这里面还会调用 struct socket 的 sock->ops->accept,也即会调用 inet_stream_ops 的 accept 函数,也即 inet_accept。
/* * Accept a pending connection. The TCP layer now gives BSD semantics. */ int inet_accept(struct socket *sock, struct socket *newsock, int flags) { struct sock *sk1 = sock->sk; int err = -EINVAL; struct sock *sk2 = sk1->sk_prot->accept(sk1, flags, &err); if (!sk2) goto do_err; ... sock_graft(sk2, newsock);//将新的sk和新的sock关联 newsock->state = SS_CONNECTED;//如果上面accept返回,则变为已连接 ... } static inline void sock_graft(struct sock *sk, struct socket *parent) { ... parent->sk = sk; sk_set_socket(sk, parent); sk->sk_uid = SOCK_INODE(parent)->i_uid; ... }
inet_accept 会调用 struct sock 的 sk1->sk_prot->accept,也即 tcp_prot 的 accept 函数,inet_csk_accept 函数。

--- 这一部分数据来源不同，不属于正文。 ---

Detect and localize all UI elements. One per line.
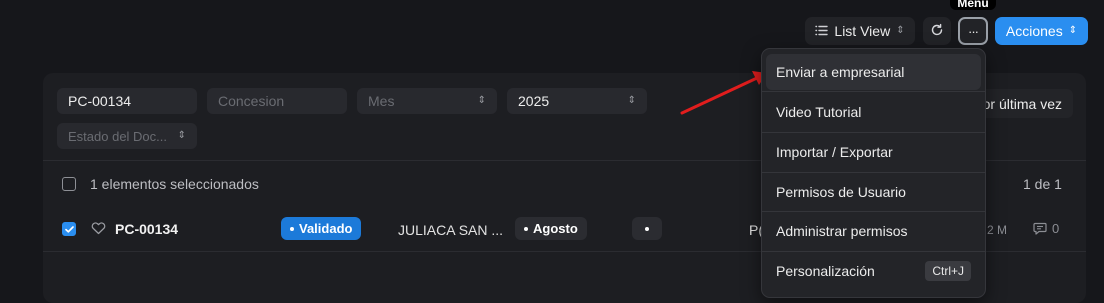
id-filter-input[interactable]: PC-00134 — [57, 88, 197, 114]
menu-divider — [762, 251, 985, 252]
select-all-checkbox[interactable] — [62, 177, 76, 191]
list-view-label: List View — [834, 23, 891, 39]
menu-divider — [762, 91, 985, 92]
menu-item-administrar[interactable]: Administrar permisos — [766, 213, 981, 249]
menu-divider — [762, 172, 985, 173]
menu-item-importar[interactable]: Importar / Exportar — [766, 134, 981, 170]
menu-item-personalizacion[interactable]: Personalización Ctrl+J — [766, 253, 981, 289]
mes-badge: Agosto — [515, 217, 587, 240]
time-cell: 2 M — [987, 223, 1008, 237]
refresh-icon — [930, 23, 944, 40]
more-icon: ··· — [968, 23, 979, 39]
more-menu-button[interactable]: ··· — [958, 17, 988, 45]
menu-item-enviar[interactable]: Enviar a empresarial — [766, 54, 981, 90]
sort-label: or última vez — [982, 95, 1062, 112]
sort-icon: ⇕ — [896, 25, 905, 36]
list-view-button[interactable]: List View ⇕ — [805, 17, 915, 45]
concesion-placeholder: Concesion — [218, 93, 285, 109]
acciones-label: Acciones — [1005, 23, 1063, 39]
status-label: Validado — [299, 221, 353, 236]
mes-dot — [524, 226, 528, 231]
menu-item-video[interactable]: Video Tutorial — [766, 94, 981, 130]
row-id[interactable]: PC-00134 — [115, 221, 178, 237]
mes-label: Agosto — [533, 221, 578, 236]
concesion-filter-input[interactable]: Concesion — [207, 88, 347, 114]
status-dot — [290, 226, 294, 231]
mes-placeholder: Mes — [368, 93, 395, 109]
acciones-button[interactable]: Acciones ⇕ — [995, 17, 1088, 45]
estado-placeholder: Estado del Doc... — [68, 128, 167, 144]
menu-divider — [762, 211, 985, 212]
empty-badge-dot — [645, 226, 649, 231]
pagination-text: 1 de 1 — [1023, 176, 1062, 192]
menu-item-label: Permisos de Usuario — [776, 184, 906, 200]
chevron-updown-icon: ⇕ — [1068, 25, 1078, 36]
menu-item-label: Importar / Exportar — [776, 144, 893, 160]
selected-count-text: 1 elementos seleccionados — [90, 176, 259, 192]
menu-item-label: Administrar permisos — [776, 223, 908, 239]
mes-filter-select[interactable]: Mes ⇕ — [357, 88, 497, 114]
menu-item-label: Personalización — [776, 263, 875, 279]
menu-item-permisos-usuario[interactable]: Permisos de Usuario — [766, 174, 981, 210]
chevron-updown-icon: ⇕ — [477, 95, 486, 106]
list-icon — [815, 23, 829, 39]
shortcut-badge: Ctrl+J — [925, 261, 971, 281]
row-checkbox[interactable] — [62, 222, 76, 236]
comment-count: 0 — [1052, 221, 1060, 236]
chevron-updown-icon: ⇕ — [627, 95, 636, 106]
menu-item-label: Enviar a empresarial — [776, 64, 905, 80]
status-badge: Validado — [281, 217, 362, 240]
concesion-cell: JULIACA SAN ... — [398, 222, 504, 238]
year-filter-select[interactable]: 2025 ⇕ — [507, 88, 647, 114]
empty-badge — [632, 217, 662, 240]
check-icon — [64, 225, 74, 233]
refresh-button[interactable] — [923, 17, 951, 45]
menu-item-label: Video Tutorial — [776, 104, 862, 120]
comment-icon — [1033, 222, 1047, 240]
year-value: 2025 — [518, 93, 550, 109]
actions-menu: Enviar a empresarial Video Tutorial Impo… — [761, 48, 986, 298]
heart-icon[interactable] — [91, 221, 106, 240]
menu-tooltip: Menu — [950, 0, 996, 10]
chevron-updown-icon: ⇕ — [177, 130, 186, 141]
menu-divider — [762, 132, 985, 133]
id-filter-value: PC-00134 — [68, 93, 132, 109]
estado-filter-select[interactable]: Estado del Doc... ⇕ — [57, 123, 197, 149]
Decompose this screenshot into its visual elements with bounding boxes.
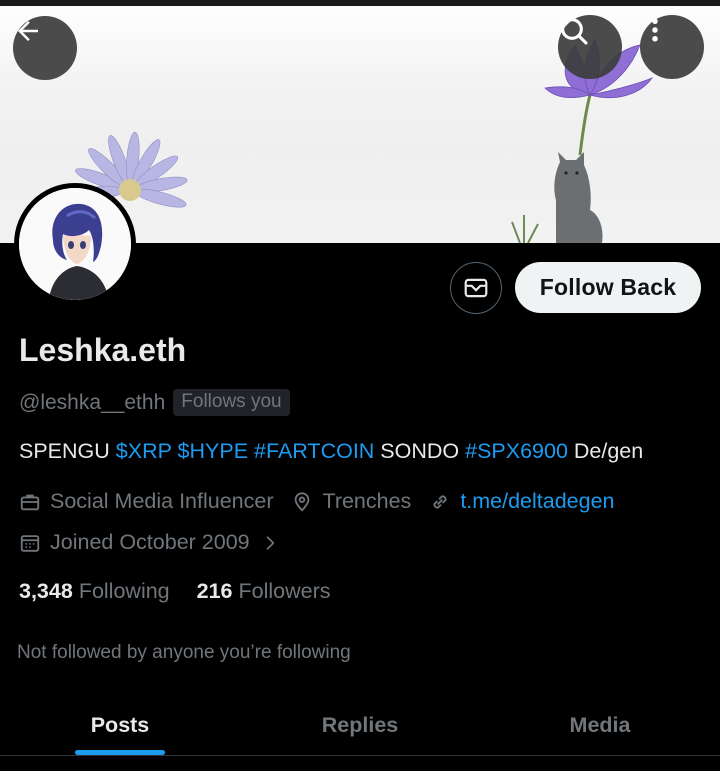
chevron-right-icon xyxy=(266,535,274,550)
follow-back-button[interactable]: Follow Back xyxy=(515,262,701,313)
tab-replies[interactable]: Replies xyxy=(240,695,480,755)
anime-character-avatar xyxy=(19,188,131,300)
follows-you-badge: Follows you xyxy=(173,389,290,416)
joined-item[interactable]: Joined October 2009 xyxy=(19,530,289,555)
bio-text: SPENGU xyxy=(19,439,116,463)
bio-cashtag-hype[interactable]: $HYPE xyxy=(178,439,249,463)
arrow-left-icon xyxy=(18,21,38,41)
envelope-icon xyxy=(464,278,488,298)
profile-name: Leshka.eth xyxy=(19,332,187,368)
message-button[interactable] xyxy=(450,262,502,314)
avatar-image xyxy=(19,188,131,300)
tab-posts[interactable]: Posts xyxy=(0,695,240,755)
more-options-button[interactable] xyxy=(640,15,704,79)
bio-hashtag-fartcoin[interactable]: #FARTCOIN xyxy=(254,439,374,463)
briefcase-icon xyxy=(20,494,40,510)
search-button[interactable] xyxy=(558,15,622,79)
avatar[interactable] xyxy=(14,183,136,305)
website-item[interactable]: t.me/deltadegen xyxy=(429,489,615,514)
location-label: Trenches xyxy=(322,489,412,513)
bio-text: De/gen xyxy=(567,439,644,463)
handle-row: @leshka__ethh Follows you xyxy=(19,389,290,416)
location-item: Trenches xyxy=(291,489,411,514)
follow-stats: 3,348 Following 216 Followers xyxy=(19,579,331,604)
following-label: Following xyxy=(78,579,170,603)
following-stat[interactable]: 3,348 Following xyxy=(19,579,170,604)
bio-cashtag-xrp[interactable]: $XRP xyxy=(116,439,172,463)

/* * This will accept the next outstanding connection. */ struct sock *inet_csk_accept(struct sock *sk, int flags, int *err) { struct inet_connection_sock *icsk = inet_csk(sk); struct request_sock_queue *queue = &icsk->icsk_accept_queue;//这里的队列就是listen中初始化的全连接队列 struct sock *newsk; struct request_sock *req; int error; ... /* Find already established connection */ if (reqsk_queue_empty(queue)) { long timeo = sock_rcvtimeo(sk, flags & O_NONBLOCK); /* If this is a non blocking socket don't sleep */ error = -EAGAIN; if (!timeo) goto out_err; error = inet_csk_wait_for_connect(sk, timeo); if (error) goto out_err; } req = reqsk_queue_remove(queue); newsk = req->sk; ... out: release_sock(sk); if (req) __reqsk_free(req); return newsk; ... }
这里用到了前面listen初始化的队列icsk_accept_queue,如果 icsk_accept_queue 为空,则调用 inet_csk_wait_for_connect 进行等待;等待的时候,调用 schedule_timeout,让出 CPU,并且将进程状态设置为 TASK_INTERRUPTIBLE。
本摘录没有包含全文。